Posted by Matt Berringer on June 16, 2014

By Dr. Ramiro Zuniga

Virtual Worlds in SchoolsLet me begin by describing what a virtual world consists of and how someone can become a part of one.

Typically, anyone wanting to enter a virtual world is required to create an online account. The first part of creating an account involves selecting an avatar. This avatar will visually represent the participant while in the virtual world.

There are many virtual worlds on the Internet. In fact, a quick search on the Internet for virtual worlds for kids returned more than 49 million hits. There are, however, features that are common in most of the virtual worlds that I have seen.

  • Virtual worlds consist of locations: buildings, islands, planets, etc.
  • Avatars are used to travel from place to place
  • Participants come from different parts of the world
  • Participants can collaborate on projects
  • Participants can play games
  • Participants can socialize with other avatars

The creators of these worlds carry out strong promotional campaigns in order to continually increase their membership. One virtual world I recently looked at boasts a membership of 3 million.

These worlds are definitely gaining traction. Recently, virtual world creators have set their sights on the educational arena. As I reflect, I recall that virtual worlds were being introduced at the university where I taught in 2011.

Normally, I present new technologies and let individuals decide whether the technology is a good fit. In this instance, however, I find myself taking a definite position. In short, I don’t believe that virtual worlds have a place in education. I see too many areas of concern.

First, most of the virtual worlds that I looked at were marketed at younger audiences. Most marketing strategies emphasized games and fun to be had by all. Perhaps the biggest emphasis is placed on chatting with other avatars.

Second, I am disappointed that most of the avatars are either thuggish or provocative in appearance and attitude. I understand that rebellion is part of youth but, surely, designers could have created avatars that are less outlandish. This is especially true for those worlds designed to include teachers and students.

Third, I am concerned virtual worlds can be too distracting from the real world. One particular site actually invited participants to come live in their world. Another site promotes the similarities of their world with the natural world, including gravity and weather.

Finally, I am concerned with the whole concept of a virtual world. I am fine with virtual worlds or parallel worlds as part of a movie plot. I find, however, that the concept of virtual worlds is too abstract to be practical in schools.

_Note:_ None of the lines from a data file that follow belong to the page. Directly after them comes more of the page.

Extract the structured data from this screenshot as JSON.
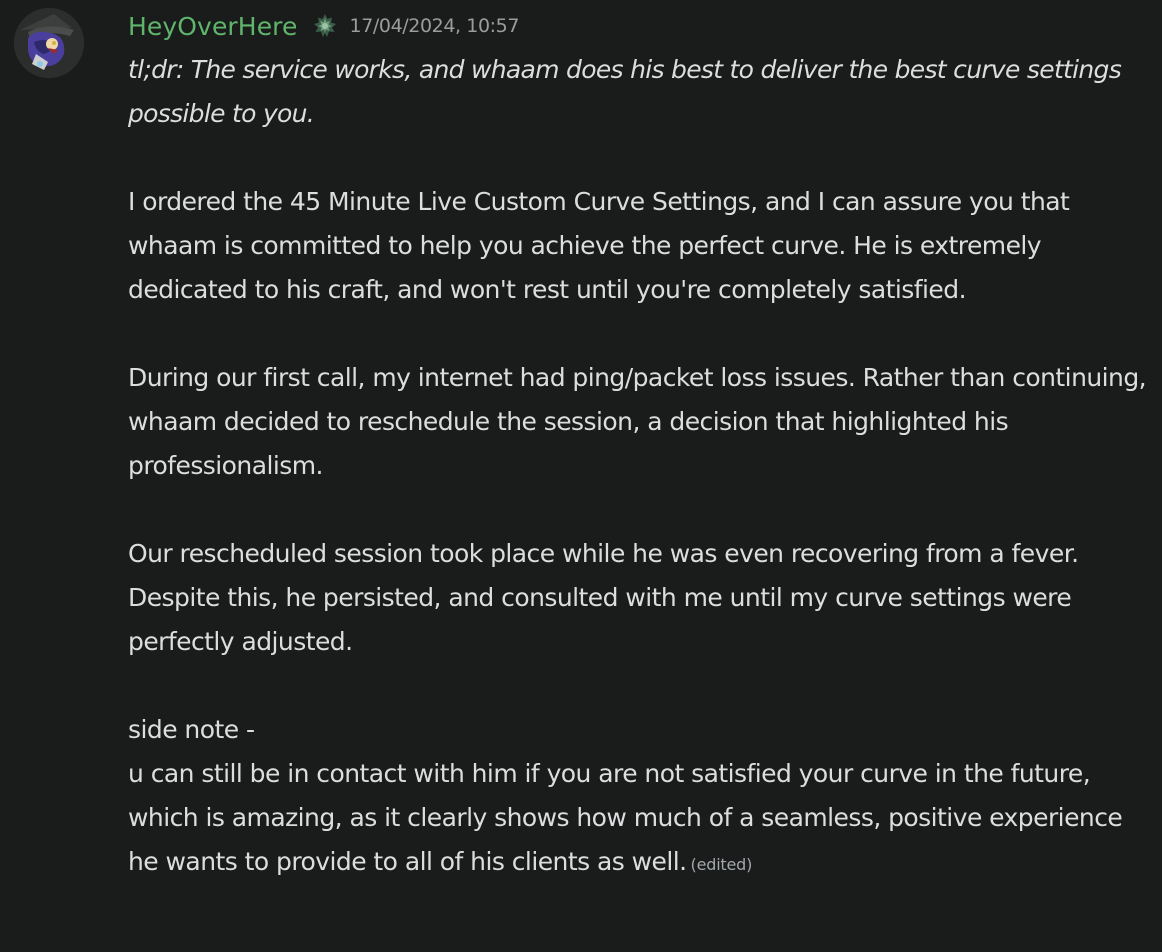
{
  "message": {
    "author": "HeyOverHere",
    "timestamp": "17/04/2024, 10:57",
    "author_color": "#5fb56b",
    "role_icon": "sprout-badge-icon",
    "paragraphs": {
      "tldr": "tl;dr: The service works, and whaam does his best to deliver the best curve settings possible to you.",
      "p1": "I ordered the 45 Minute Live Custom Curve Settings, and I can assure you that whaam is committed to help you achieve the perfect curve. He is extremely dedicated to his craft, and won't rest until you're completely satisfied.",
      "p2": "During our first call, my internet had ping/packet loss issues. Rather than continuing, whaam decided to reschedule the session, a decision that highlighted his professionalism.",
      "p3": "Our rescheduled session took place while he was even recovering from a fever. Despite this, he persisted, and consulted with me until my curve settings were perfectly adjusted.",
      "p4_line1": "side note -",
      "p4_line2": "u can still be in contact with him if you are not satisfied your curve in the future, which is amazing, as it clearly shows how much of a seamless, positive experience he wants to provide to all of his clients as well."
    },
    "edited_label": "(edited)"
  }
}
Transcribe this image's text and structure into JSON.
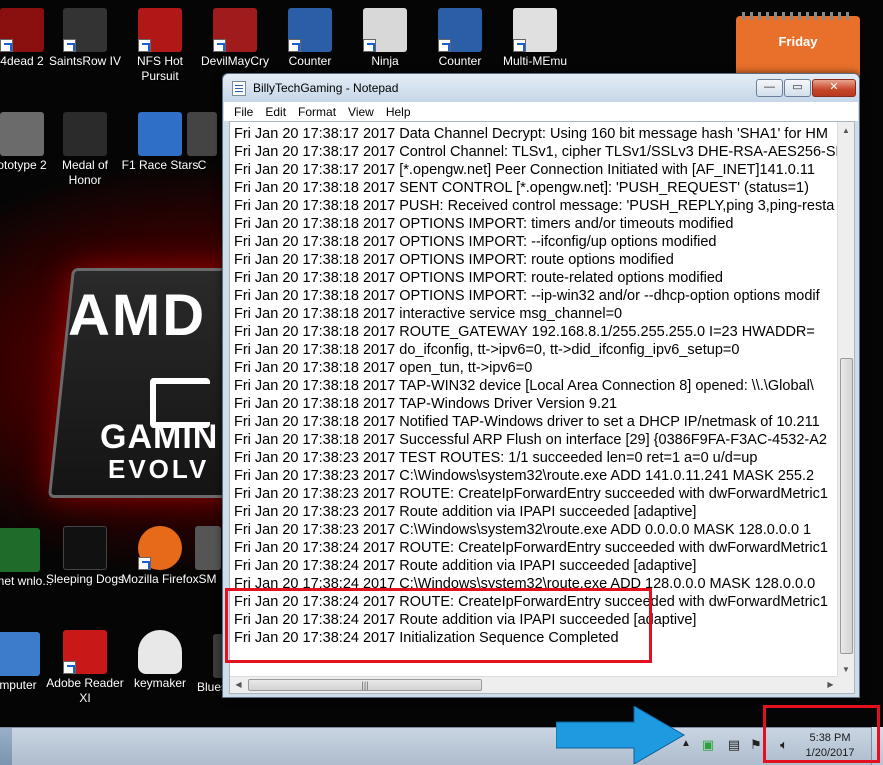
{
  "desktop": {
    "icons": [
      {
        "id": "left4dead",
        "label": "4dead 2",
        "color": "#8a1010"
      },
      {
        "id": "saintsrow",
        "label": "SaintsRow IV",
        "color": "#333333"
      },
      {
        "id": "nfs",
        "label": "NFS Hot Pursuit",
        "color": "#b01818"
      },
      {
        "id": "devilmaycry",
        "label": "DevilMayCry",
        "color": "#a01c1c"
      },
      {
        "id": "counter1",
        "label": "Counter",
        "color": "#2a5fa8"
      },
      {
        "id": "ninja",
        "label": "Ninja",
        "color": "#d8d8d8"
      },
      {
        "id": "counter2",
        "label": "Counter",
        "color": "#2a5fa8"
      },
      {
        "id": "multimemu",
        "label": "Multi-MEmu",
        "color": "#e0e0e0"
      },
      {
        "id": "prototype",
        "label": "ototype 2",
        "color": "#6b6b6b"
      },
      {
        "id": "medalofhonor",
        "label": "Medal of Honor",
        "color": "#2b2b2b"
      },
      {
        "id": "f1racestars",
        "label": "F1 Race Stars",
        "color": "#2f6fc8"
      },
      {
        "id": "c_partial",
        "label": "C",
        "color": "#444444"
      },
      {
        "id": "internet",
        "label": "ternet wnlo...",
        "color": "#1f6b2a"
      },
      {
        "id": "sleepingdogs",
        "label": "Sleeping Dogs",
        "color": "#111111"
      },
      {
        "id": "firefox",
        "label": "Mozilla Firefox",
        "color": "#e66a1a"
      },
      {
        "id": "sm_partial",
        "label": "SM",
        "color": "#555555"
      },
      {
        "id": "computer",
        "label": "mputer",
        "color": "#3c7cc8"
      },
      {
        "id": "adobe",
        "label": "Adobe Reader XI",
        "color": "#c81818"
      },
      {
        "id": "keymaker",
        "label": "keymaker",
        "color": "#e8e8e8"
      },
      {
        "id": "bluestacks",
        "label": "Bluestacks",
        "color": "#3a3a3a"
      }
    ],
    "calendar": {
      "day": "Friday"
    },
    "wallpaper": {
      "brand": "AMD",
      "line1": "GAMIN",
      "line2": "EVOLV"
    }
  },
  "window": {
    "title": "BillyTechGaming - Notepad",
    "buttons": {
      "minimize": "—",
      "maximize": "▭",
      "close": "✕"
    },
    "menu": [
      "File",
      "Edit",
      "Format",
      "View",
      "Help"
    ],
    "lines": [
      "Fri Jan 20 17:38:17 2017 Data Channel Decrypt: Using 160 bit message hash 'SHA1' for HM",
      "Fri Jan 20 17:38:17 2017 Control Channel: TLSv1, cipher TLSv1/SSLv3 DHE-RSA-AES256-SH",
      "Fri Jan 20 17:38:17 2017 [*.opengw.net] Peer Connection Initiated with [AF_INET]141.0.11",
      "Fri Jan 20 17:38:18 2017 SENT CONTROL [*.opengw.net]: 'PUSH_REQUEST' (status=1)",
      "Fri Jan 20 17:38:18 2017 PUSH: Received control message: 'PUSH_REPLY,ping 3,ping-resta",
      "Fri Jan 20 17:38:18 2017 OPTIONS IMPORT: timers and/or timeouts modified",
      "Fri Jan 20 17:38:18 2017 OPTIONS IMPORT: --ifconfig/up options modified",
      "Fri Jan 20 17:38:18 2017 OPTIONS IMPORT: route options modified",
      "Fri Jan 20 17:38:18 2017 OPTIONS IMPORT: route-related options modified",
      "Fri Jan 20 17:38:18 2017 OPTIONS IMPORT: --ip-win32 and/or --dhcp-option options modif",
      "Fri Jan 20 17:38:18 2017 interactive service msg_channel=0",
      "Fri Jan 20 17:38:18 2017 ROUTE_GATEWAY 192.168.8.1/255.255.255.0 I=23 HWADDR=",
      "Fri Jan 20 17:38:18 2017 do_ifconfig, tt->ipv6=0, tt->did_ifconfig_ipv6_setup=0",
      "Fri Jan 20 17:38:18 2017 open_tun, tt->ipv6=0",
      "Fri Jan 20 17:38:18 2017 TAP-WIN32 device [Local Area Connection 8] opened: \\\\.\\Global\\",
      "Fri Jan 20 17:38:18 2017 TAP-Windows Driver Version 9.21",
      "Fri Jan 20 17:38:18 2017 Notified TAP-Windows driver to set a DHCP IP/netmask of 10.211",
      "Fri Jan 20 17:38:18 2017 Successful ARP Flush on interface [29] {0386F9FA-F3AC-4532-A2",
      "Fri Jan 20 17:38:23 2017 TEST ROUTES: 1/1 succeeded len=0 ret=1 a=0 u/d=up",
      "Fri Jan 20 17:38:23 2017 C:\\Windows\\system32\\route.exe ADD 141.0.11.241 MASK 255.2",
      "Fri Jan 20 17:38:23 2017 ROUTE: CreateIpForwardEntry succeeded with dwForwardMetric1",
      "Fri Jan 20 17:38:23 2017 Route addition via IPAPI succeeded [adaptive]",
      "Fri Jan 20 17:38:23 2017 C:\\Windows\\system32\\route.exe ADD 0.0.0.0 MASK 128.0.0.0 1",
      "Fri Jan 20 17:38:24 2017 ROUTE: CreateIpForwardEntry succeeded with dwForwardMetric1",
      "Fri Jan 20 17:38:24 2017 Route addition via IPAPI succeeded [adaptive]",
      "Fri Jan 20 17:38:24 2017 C:\\Windows\\system32\\route.exe ADD 128.0.0.0 MASK 128.0.0.0",
      "Fri Jan 20 17:38:24 2017 ROUTE: CreateIpForwardEntry succeeded with dwForwardMetric1",
      "Fri Jan 20 17:38:24 2017 Route addition via IPAPI succeeded [adaptive]",
      "Fri Jan 20 17:38:24 2017 Initialization Sequence Completed"
    ]
  },
  "taskbar": {
    "tray_icons": [
      "network-icon",
      "display-icon",
      "action-center-flag-icon",
      "volume-icon"
    ],
    "clock": {
      "time": "5:38 PM",
      "date": "1/20/2017"
    }
  },
  "annotations": {
    "highlight_color": "#e3101f",
    "arrow_color": "#1e9be0"
  }
}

I can recall sitting in on a virtual world discussion with educators from across the country. As I listened to the designers extol the latest of their world, I struggled to see the value to educators.

I leaned over to an audience member and asked if she saw some value in what she was hearing. She shook her head indicating that she too was perplexed. As I looked at each face in the crowd, I saw the same puzzled expression. I could see that, like me, everyone was trying to connect with the concept and how it could be used for something meaningful.

I know that there may be many out there who believe that virtual worlds can be used productively in the classroom. I respectfully disagree.